Cape in American Samoa

Cape Taputapu (Samoan: Tolotolo i Taputapu) is the name of a cape located in the Western District of American Samoa. Located in Tutuila, it is the island's westernmost point. The cape was designated as a National Natural Landmark in 1972.

Cape Taputapu is an important site in Samoan legends and also the location of a fruit bat colony. The coastline represents geologic features and an important habitat for intertidal flora and fauna.

Taputapu means forbidden in Samoan, and the cape was named so as it was the only site on Tutuila where paper mulberry trees were found. The discoverers wanted to keep the site and bark for themselves so they could sell it to other parts of American Samoa.

The cape's shoreline features volcanic rocks and blowholes created by the strong wave activity which also created Tutuila Island as a whole.
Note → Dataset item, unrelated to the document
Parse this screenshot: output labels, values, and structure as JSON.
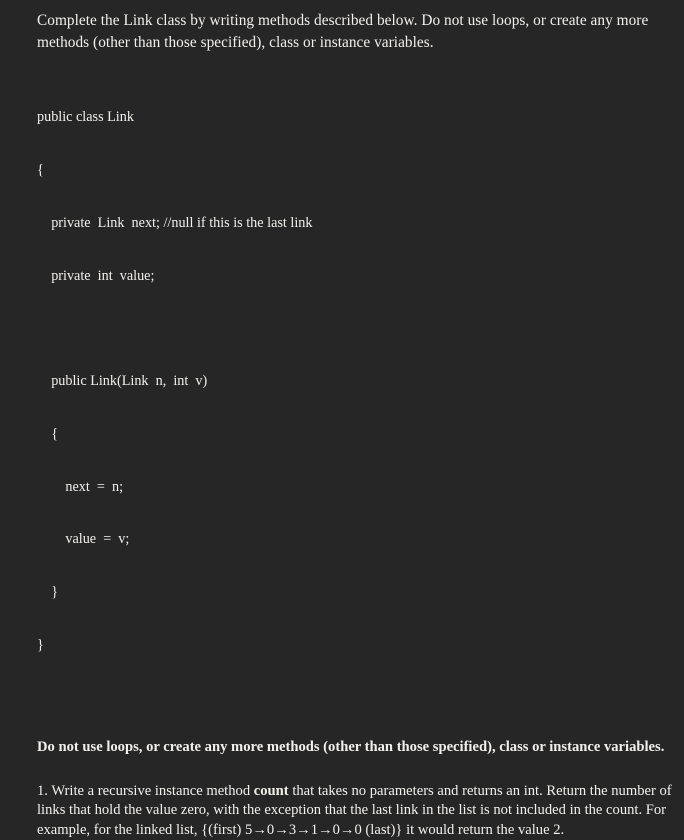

It can be hiked during times of low tide, from a trail located in the village of Poloa. The cape is the last place on Tutuila where the sun sets.

==Description==
Cape Taputapu National Natural Landmark features a mass of high, steep rocks and is fronted by several rocky islets. It is a geological formation featuring offshore volcanic rocks, rugged shoreline, and natural blowholes shaped by the relentless action of ocean waves. This site includes notable erosion-resistant volcanic rock formations along the shoreline, with one islet identified as a volcanic vent through which lava once flowed during a significant volcanic event that shaped Tutuila Island. Covering an area of 170 acres (69 hectares), the landmark is designated as a U.S. National Natural Landmark. Situated at the westernmost point of Tutuila Island in American Samoa, Cape Taputapu lies just beyond the village of ʻAmanave.

==Taputapu Island==
Taputapu is also the name of a nearby islet known as Taputapu Island. Close to Cape Taputapu's southwest lies Taputapu Island, a rocky islet contributing to the rugged coastal landscape. Historically, a beacon was reported to exist on the summit of Taputapu Island. According to navigational records, this beacon, a white pyramidal structure standing 18 feet tall, was operational in earlier times. However, by 1962, the beacon was reported as nonexistent. The island's surrounding waters are known for strong currents.